NPC also appreciates the agency’s recognition that usual procedures would not ensure sufficient reimbursement. Limited reimbursement for non-clinical trials use and vastly different costs based upon the use highlights the limitations of using clinical trial data. Further, we appreciate the modifications to address statistical outliers. Statistical outliers are typically removed if concerns exist due to measurement or data entry errors or differentiate target populations — neither applicable to the CAR-T cell therapy experience. As new and additional innovations and cell and gene therapies become available, further consideration of the existing reimbursement systems will be needed.

Product Uptake Occurs Over Time and Steady-State Utilization to Inform Payment Amounts May Require Additional Time
We also suggest that manufacturers who collect real-world evidence following FDA approval be given credit for that investment through the extension of NTAP eligibility beyond the initial two to three years. Only one-quarter of all products reach a saturation point within the first five years of the product’s launch.[4] Because uptake in the first year after a product launch is typically lower than in subsequent years, it might take Medicare payment amounts longer to account for the cost of new technologies than the initial two to three years that a product is on the market. This is especially true for new treatments used in limited patient populations too large to qualify under the existing outlier payment program, but not large enough to have a meaningful impact on the overall MS-DRG payment. We urge CMS to consider a voluntary demonstration program where a manufacturer could earn time credits to delay the application of NTAP after launch by performing post-marketing studies to gather RWE.

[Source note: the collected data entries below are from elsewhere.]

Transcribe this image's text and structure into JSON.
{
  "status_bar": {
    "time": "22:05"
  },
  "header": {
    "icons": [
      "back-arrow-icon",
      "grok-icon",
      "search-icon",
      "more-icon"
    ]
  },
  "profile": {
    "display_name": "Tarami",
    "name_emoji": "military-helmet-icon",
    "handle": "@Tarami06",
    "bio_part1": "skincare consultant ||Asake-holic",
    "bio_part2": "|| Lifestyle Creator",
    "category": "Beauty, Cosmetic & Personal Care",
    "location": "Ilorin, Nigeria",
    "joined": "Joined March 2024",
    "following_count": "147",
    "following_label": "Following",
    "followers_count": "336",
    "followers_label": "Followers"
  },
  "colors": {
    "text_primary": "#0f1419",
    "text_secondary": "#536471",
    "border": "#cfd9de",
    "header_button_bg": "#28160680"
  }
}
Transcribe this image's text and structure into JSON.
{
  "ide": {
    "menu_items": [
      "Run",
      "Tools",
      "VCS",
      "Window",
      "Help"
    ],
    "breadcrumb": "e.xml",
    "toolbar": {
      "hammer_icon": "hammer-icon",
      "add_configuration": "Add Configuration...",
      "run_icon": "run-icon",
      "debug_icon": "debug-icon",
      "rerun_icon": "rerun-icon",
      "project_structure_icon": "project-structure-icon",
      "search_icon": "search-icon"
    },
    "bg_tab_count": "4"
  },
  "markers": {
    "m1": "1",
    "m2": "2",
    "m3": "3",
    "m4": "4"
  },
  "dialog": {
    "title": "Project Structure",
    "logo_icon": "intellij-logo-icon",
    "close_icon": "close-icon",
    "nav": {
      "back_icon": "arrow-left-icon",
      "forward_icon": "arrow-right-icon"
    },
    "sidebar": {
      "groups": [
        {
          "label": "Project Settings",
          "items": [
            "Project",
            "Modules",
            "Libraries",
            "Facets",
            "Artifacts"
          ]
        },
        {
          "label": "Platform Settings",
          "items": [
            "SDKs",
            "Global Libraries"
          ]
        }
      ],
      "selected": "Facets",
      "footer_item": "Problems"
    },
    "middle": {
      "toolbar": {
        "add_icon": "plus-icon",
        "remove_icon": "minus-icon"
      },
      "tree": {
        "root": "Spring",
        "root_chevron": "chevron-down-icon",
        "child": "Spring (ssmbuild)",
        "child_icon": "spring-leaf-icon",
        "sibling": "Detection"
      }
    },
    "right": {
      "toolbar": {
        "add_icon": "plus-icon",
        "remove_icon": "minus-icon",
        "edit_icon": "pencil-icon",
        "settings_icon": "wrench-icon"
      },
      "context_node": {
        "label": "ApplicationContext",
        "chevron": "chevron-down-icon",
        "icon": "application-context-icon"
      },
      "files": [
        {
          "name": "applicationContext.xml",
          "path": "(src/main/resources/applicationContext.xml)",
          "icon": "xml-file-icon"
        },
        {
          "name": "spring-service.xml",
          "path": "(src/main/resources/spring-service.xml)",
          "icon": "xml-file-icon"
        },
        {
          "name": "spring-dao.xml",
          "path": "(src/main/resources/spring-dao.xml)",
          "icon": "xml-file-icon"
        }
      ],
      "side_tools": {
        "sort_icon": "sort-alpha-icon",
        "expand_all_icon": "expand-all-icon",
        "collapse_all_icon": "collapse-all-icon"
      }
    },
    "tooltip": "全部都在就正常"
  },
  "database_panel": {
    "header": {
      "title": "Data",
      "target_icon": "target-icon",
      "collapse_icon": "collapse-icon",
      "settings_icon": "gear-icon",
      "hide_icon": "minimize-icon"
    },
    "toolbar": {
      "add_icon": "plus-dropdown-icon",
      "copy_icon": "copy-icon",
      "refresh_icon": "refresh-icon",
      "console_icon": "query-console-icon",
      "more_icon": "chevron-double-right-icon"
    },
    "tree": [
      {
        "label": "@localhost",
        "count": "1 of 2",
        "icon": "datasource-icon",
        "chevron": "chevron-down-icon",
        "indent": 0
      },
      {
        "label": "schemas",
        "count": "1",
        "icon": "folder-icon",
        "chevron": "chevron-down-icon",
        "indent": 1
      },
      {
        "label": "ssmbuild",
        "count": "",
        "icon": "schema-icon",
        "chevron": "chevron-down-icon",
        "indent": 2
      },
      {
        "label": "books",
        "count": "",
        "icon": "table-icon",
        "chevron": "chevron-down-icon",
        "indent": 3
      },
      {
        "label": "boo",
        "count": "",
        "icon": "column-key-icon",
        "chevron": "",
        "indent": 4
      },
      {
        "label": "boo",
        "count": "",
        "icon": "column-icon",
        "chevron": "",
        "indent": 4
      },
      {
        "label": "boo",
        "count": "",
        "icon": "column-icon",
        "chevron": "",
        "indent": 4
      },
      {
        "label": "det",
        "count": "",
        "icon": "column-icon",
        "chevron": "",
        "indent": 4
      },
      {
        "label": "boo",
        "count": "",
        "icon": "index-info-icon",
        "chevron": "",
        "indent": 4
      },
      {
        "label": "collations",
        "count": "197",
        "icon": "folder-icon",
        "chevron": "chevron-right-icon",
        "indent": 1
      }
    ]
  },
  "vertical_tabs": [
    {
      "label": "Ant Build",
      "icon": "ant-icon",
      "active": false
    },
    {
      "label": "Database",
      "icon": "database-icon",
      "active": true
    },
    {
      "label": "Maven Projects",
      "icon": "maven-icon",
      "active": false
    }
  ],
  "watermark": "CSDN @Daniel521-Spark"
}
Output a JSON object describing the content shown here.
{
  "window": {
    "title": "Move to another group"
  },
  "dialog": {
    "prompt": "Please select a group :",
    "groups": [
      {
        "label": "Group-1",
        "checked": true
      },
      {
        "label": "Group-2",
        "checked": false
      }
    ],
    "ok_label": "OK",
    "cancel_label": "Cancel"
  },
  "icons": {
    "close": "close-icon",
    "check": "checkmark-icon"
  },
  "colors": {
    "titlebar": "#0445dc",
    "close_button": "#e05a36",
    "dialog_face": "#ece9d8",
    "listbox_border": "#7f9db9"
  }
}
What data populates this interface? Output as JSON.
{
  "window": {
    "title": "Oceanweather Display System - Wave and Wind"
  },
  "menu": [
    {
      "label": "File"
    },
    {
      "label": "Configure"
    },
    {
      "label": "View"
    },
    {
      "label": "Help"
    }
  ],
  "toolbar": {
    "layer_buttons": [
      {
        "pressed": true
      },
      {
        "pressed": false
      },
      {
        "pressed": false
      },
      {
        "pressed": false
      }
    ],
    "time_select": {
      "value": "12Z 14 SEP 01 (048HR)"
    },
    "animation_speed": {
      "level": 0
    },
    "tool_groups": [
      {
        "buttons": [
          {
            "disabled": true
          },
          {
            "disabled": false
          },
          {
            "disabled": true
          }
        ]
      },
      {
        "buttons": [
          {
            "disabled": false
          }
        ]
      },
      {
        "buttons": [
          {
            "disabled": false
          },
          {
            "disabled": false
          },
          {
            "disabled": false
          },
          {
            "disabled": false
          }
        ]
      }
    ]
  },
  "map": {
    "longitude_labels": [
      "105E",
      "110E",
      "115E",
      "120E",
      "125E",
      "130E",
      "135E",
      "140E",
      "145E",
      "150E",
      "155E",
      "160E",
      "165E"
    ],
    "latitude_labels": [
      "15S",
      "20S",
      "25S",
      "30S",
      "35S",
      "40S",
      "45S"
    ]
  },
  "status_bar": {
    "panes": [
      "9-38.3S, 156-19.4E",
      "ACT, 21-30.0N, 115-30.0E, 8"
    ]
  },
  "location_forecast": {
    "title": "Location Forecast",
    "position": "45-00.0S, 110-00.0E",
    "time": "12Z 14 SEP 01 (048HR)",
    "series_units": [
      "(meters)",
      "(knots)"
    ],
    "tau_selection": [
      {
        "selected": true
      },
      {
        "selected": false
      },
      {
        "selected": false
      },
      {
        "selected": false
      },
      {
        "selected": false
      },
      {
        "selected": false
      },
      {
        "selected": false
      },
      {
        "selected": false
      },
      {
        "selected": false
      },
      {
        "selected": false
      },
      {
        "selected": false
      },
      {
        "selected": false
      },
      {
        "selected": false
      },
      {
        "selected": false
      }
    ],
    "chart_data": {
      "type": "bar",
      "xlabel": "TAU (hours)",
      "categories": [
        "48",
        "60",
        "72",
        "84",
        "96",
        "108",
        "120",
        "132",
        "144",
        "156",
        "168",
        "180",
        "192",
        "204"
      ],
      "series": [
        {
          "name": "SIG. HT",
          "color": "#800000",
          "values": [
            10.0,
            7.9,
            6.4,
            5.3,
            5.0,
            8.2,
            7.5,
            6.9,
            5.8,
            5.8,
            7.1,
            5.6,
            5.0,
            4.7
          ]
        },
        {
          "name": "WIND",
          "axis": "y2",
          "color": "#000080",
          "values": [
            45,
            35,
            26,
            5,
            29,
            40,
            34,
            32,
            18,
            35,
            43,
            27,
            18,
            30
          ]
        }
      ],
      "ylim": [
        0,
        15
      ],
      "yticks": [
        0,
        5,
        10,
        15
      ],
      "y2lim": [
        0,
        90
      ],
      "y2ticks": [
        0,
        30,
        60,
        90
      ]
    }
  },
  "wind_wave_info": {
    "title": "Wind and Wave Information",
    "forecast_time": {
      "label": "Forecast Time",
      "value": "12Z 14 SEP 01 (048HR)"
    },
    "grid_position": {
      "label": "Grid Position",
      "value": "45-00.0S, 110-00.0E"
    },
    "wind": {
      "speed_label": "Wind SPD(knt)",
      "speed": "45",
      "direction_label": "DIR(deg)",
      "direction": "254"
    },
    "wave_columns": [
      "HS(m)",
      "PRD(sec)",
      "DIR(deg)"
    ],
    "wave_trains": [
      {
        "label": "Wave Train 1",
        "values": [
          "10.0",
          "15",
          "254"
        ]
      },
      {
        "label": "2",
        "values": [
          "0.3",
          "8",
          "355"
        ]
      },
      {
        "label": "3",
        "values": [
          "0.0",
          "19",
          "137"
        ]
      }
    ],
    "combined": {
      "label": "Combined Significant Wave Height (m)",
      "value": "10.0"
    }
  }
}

New innovative curative therapies and other single administration products present challenges for payors due to their unique set-up that may not neatly fit into the payment structures and incentives built into insurance benefits designs. We appreciate CMS’ acknowledgment of the unique innovation prevented by these therapies, gene and cell therapies, and encourage the agency to continue supporting further innovation across the health care landscape.


Jennifer S. Graff, PharmD
Vice President, Comparative Effectiveness Research
National Pharmaceutical Council

[1] Executive Office of the President. Executive Order on Protecting and Improving Medicare for our Nation’s Seniors (October 3, 2019).

[2] Wamble D, Ciarametaro M, and Dubois R. The Effect of Medical Technology Innovations on Patient Outcomes, 1990-2015: Results of a Physician Survey. Journal of Managed Care & Specialty Pharmacy. 2019; 25(1): 66-71.

[3] Wamble D, Ciarametaro M, Houghton K, Ajmera M, and Dubois R. What’s Been the Bang for the Buck? Cost-Effectiveness of Health Care Spending Across Selected Conditions in the US. Health Affairs. 2019; 38(1): 68-75. 

[4] Lifetime Trends in Biopharmaceutical Innovation: Recent Evidence and Implications. January 10, 2017. Available at Accessed June 12, 2019.